Use java.math.BigDecimal

Doubles are binary fractions internally, so they sometimes cannot represent decimal fractions to the exact decimal.

Multiply everything by 100 and store it in a long as cents.

Computers store numbers in binary and can't actually represent numbers such as 33.333333333 or 100.0 exactly. This is one of the tricky things about using doubles. You will have to just round the answer before showing it to a user. Luckily in most applications, you don't need that many decimal places anyhow.

Floating point numbers differ from real numbers in that for any given floating point number there is a next higher floating point number. Same as integers. There's no integer between 1 and 2.

There's no way to represent 1/3 as a float. There's a float below it and there's a float above it, and there's a certain distance between them. And 1/3 is in that space.

Apfloat for Java claims to work with arbitrary precision floating point numbers, but I've never used it. Probably worth a look. http://www.apfloat.org/apfloat_java/

A similar question was asked here before Java floating point high precision library

Doubles are approximations of the decimal numbers in your Java source. You're seeing the consequence of the mismatch between the double (which is a binary-coded value) and your source (which is decimal-coded).

Java's producing the closest binary approximation. You can use the java.text.DecimalFormat to display a better-looking decimal value.

Use a BigDecimal. It even lets you specify rounding rules (like ROUND_HALF_EVEN, which will minimize statistical error by rounding to the even neighbor if both are the same distance; i.e. both 1.5 and 2.5 round to 2).

Check out BigDecimal, it handles problems dealing with floating point arithmetic like that.

The new call would look like this:

term[number].coefficient.add(co);

Use setScale() to set the number of decimal place precision to be used.

Why not use the round() method from Math class?

// The number of 0s determines how many digits you want after the floating point
// (here one digit)
total = (double)Math.round(total * 10) / 10;
System.out.println(total); // prints 11.4

If you have no choice other than using double values, can use the below code.
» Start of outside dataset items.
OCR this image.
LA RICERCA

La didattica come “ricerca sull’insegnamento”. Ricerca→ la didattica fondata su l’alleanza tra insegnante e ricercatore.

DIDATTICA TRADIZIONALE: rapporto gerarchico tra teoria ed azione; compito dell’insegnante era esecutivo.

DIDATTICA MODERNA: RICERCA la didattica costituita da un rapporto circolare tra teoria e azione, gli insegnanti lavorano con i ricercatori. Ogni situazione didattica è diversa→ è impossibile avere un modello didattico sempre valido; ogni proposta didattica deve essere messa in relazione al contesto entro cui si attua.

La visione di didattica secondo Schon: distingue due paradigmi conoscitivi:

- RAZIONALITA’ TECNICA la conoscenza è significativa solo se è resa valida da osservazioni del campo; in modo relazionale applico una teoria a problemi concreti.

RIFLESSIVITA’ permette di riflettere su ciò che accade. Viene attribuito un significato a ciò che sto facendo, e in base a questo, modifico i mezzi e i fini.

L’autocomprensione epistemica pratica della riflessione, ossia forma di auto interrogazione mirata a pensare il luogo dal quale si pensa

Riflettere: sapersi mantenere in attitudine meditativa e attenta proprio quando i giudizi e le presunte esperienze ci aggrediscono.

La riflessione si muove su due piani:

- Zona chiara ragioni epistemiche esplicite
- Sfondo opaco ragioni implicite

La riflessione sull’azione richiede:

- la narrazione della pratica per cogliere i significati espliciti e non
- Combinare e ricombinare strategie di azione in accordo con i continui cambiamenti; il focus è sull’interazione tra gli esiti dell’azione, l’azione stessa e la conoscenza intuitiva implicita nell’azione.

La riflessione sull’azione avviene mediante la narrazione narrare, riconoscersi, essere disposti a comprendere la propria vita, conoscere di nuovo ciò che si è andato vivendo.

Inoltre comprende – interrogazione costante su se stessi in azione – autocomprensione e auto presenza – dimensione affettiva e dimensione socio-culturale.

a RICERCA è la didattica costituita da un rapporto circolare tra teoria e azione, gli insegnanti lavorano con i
public static double sumDouble(double value1, double value2) {
    double sum = 0.0;
    String value1Str = Double.toString(value1);
    int decimalIndex = value1Str.indexOf(".");
    int value1Precision = 0;
    if (decimalIndex != -1) {
        value1Precision = (value1Str.length() - 1) - decimalIndex;
    }

    String value2Str = Double.toString(value2);
    decimalIndex = value2Str.indexOf(".");
    int value2Precision = 0;
    if (decimalIndex != -1) {
        value2Precision = (value2Str.length() - 1) - decimalIndex;
    }

    int maxPrecision = value1Precision > value2Precision ? value1Precision : value2Precision;
    sum = value1 + value2;
    String s = String.format("%." + maxPrecision + "f", sum);
    sum = Double.parseDouble(s);
    return sum;
}

Do not waste your efford using BigDecimal. In 99.99999% cases you don't need it. java double type is of cource approximate but in almost all cases, it is sufficiently precise. Mind that your have an error at 14th significant digit. This is really negligible!